Installation Shot: Kate van der Drift, Dazzled (Numbed?) by a Myth (2022) as part of Listening to a Wet Land, Pah Homestead (2022)

Throughout her work, van der Drift seeks to surpass the modes of representation that have historically denigrated land to the status of apprehendable object, an aesthetic predetermination that aided the transformation of New Zealand’s natural environment and contributed to its ecological deterioration. Doing this has meant pursuing artistic methods that foreground of the agency of the land, thereby problematising representations of land that have historically relied on the perspective of the human agent, removed from nature, viewing nature as a bounded object. Van der Drift’s works, however, complicate this history of settler seeing in another way, which is through their relationship to visual illegibility, an un-seeing that undermines the agency of the human as an interpretative subject. This is primarily achieved through the works’ relationship to darkness, for which the colour blue stands as a kind of shorthand; the exposures, produced in darkness, emerge into light as blue, and the video essay begins in darkness, before panning slowly over a deep blue shoreline of early morning or evening, the distinction between land and water barely perceptible.

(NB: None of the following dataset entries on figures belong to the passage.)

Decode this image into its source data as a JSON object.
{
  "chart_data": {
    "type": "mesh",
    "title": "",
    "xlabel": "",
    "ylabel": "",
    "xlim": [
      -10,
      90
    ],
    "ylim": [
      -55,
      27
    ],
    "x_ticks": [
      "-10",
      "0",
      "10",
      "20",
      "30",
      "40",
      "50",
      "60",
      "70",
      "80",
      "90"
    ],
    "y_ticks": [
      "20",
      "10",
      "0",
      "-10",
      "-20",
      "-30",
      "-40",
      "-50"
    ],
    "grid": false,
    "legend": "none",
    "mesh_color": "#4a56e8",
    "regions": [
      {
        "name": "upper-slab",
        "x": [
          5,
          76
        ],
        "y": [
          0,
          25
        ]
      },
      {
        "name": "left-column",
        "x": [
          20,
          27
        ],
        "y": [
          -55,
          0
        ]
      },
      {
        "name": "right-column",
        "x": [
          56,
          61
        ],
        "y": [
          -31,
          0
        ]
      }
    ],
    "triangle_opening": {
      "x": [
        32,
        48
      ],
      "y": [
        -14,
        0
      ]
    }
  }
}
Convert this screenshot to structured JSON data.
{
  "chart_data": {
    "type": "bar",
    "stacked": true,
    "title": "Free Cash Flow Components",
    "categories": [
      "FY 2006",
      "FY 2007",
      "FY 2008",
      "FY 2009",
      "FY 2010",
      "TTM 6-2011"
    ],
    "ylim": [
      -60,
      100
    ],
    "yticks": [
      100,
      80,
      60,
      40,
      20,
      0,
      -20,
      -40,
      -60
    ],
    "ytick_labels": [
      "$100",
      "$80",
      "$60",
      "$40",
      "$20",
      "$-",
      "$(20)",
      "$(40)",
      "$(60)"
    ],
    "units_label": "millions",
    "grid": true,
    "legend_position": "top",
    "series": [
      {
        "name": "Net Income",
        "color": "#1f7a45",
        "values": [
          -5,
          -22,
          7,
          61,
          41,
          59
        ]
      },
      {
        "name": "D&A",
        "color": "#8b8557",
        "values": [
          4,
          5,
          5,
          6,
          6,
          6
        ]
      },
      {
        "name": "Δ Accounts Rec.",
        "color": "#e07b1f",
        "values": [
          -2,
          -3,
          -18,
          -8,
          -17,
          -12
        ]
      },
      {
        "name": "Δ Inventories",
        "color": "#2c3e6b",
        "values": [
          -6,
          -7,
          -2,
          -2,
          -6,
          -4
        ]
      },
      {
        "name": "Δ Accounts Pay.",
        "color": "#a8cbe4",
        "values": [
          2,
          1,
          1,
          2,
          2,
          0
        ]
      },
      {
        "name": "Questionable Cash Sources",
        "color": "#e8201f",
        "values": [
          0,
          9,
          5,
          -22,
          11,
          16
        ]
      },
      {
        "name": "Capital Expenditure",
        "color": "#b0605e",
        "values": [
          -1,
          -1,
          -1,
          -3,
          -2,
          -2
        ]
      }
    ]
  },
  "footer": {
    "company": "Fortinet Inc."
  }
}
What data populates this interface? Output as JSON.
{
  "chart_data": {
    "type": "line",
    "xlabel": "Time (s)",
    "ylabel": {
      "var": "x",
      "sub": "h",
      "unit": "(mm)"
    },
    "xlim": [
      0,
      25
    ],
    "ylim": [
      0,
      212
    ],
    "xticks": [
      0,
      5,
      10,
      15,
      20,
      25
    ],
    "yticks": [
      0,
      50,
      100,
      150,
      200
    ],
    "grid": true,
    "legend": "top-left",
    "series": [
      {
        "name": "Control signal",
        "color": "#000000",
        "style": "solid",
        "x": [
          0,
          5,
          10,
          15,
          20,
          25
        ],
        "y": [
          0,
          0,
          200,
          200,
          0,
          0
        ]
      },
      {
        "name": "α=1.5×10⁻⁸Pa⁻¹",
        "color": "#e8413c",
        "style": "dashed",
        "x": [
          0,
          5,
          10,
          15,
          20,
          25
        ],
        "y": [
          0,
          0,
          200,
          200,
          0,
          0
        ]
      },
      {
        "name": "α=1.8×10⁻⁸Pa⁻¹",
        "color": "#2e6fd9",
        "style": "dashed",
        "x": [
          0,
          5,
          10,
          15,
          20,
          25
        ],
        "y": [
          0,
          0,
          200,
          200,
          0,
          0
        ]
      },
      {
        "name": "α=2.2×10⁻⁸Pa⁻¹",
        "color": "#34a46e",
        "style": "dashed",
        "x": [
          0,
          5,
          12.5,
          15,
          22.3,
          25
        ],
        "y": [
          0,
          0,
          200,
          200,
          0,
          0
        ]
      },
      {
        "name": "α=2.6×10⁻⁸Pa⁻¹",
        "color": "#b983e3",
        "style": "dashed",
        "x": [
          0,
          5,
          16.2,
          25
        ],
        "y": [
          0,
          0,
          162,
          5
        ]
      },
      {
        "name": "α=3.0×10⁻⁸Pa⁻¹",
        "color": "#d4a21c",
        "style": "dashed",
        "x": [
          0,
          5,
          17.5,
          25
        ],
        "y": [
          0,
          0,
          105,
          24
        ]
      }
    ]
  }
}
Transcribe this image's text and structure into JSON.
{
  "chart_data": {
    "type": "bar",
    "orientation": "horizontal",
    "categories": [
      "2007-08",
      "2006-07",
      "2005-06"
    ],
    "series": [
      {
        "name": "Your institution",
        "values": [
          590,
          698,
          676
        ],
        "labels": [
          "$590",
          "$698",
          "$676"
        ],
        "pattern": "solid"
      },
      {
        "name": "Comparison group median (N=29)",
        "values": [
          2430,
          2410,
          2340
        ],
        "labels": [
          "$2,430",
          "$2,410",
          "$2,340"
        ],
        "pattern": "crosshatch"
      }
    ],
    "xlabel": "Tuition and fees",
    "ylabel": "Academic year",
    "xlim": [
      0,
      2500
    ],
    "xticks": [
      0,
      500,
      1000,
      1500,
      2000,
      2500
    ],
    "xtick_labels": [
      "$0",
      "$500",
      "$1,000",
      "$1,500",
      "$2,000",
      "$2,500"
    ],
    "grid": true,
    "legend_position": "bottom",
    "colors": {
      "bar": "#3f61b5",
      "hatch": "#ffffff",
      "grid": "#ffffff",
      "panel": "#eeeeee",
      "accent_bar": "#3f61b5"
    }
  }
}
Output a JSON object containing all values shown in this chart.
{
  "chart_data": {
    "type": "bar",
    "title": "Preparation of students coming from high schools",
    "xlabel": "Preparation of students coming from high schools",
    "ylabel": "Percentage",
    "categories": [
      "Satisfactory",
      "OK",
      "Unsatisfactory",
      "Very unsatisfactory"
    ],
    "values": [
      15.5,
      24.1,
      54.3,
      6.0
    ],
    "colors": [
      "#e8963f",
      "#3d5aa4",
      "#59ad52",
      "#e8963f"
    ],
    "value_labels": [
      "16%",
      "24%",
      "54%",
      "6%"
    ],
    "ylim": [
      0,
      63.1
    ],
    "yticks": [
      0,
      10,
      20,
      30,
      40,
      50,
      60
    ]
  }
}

This blue of darkness is a blue of unknowing, and speaks to a key emphasis on illegibility in van der Drift’s project. In the second part of the video essay, van der Drift responds to Barbara Hurd’s treatise on swamplands as illegible bodies: essentially marginal entities whose unclear distinction between land and water refuses the definition required for easy reading. In the context of representation, this illegibility is recuperative; it scrambles the codified conventions that reify nature as an object of apprehension, resisting the interpretation of nature in the ways that have historically demeaned it. But this illegibility also provides a means of thinking about identity in New Zealand more broadly, in a way that is outside of the agri-industrial framework Park explains was set in motion by Cook’s first visit to the Plains. The history of landscape representation in New Zealand has been defined by a European impulse to separate, objectify, and illuminate, whereas the reality of being in this country as descendants of settlers is something that is more akin to the reality of swamplands – something darker, less clear, more prone to the ontological quandaries of wetness. As tāngata tiriti, it is an embrace of this illegibility, of not knowing, that is perhaps the most productive orientation to this land – one that may allow the land to speak, and us to listen.

Alena Kavka is a writer and art professional based in Tāmaki Makaurau whose interests span the intersections between contemporary art, writing, and public space.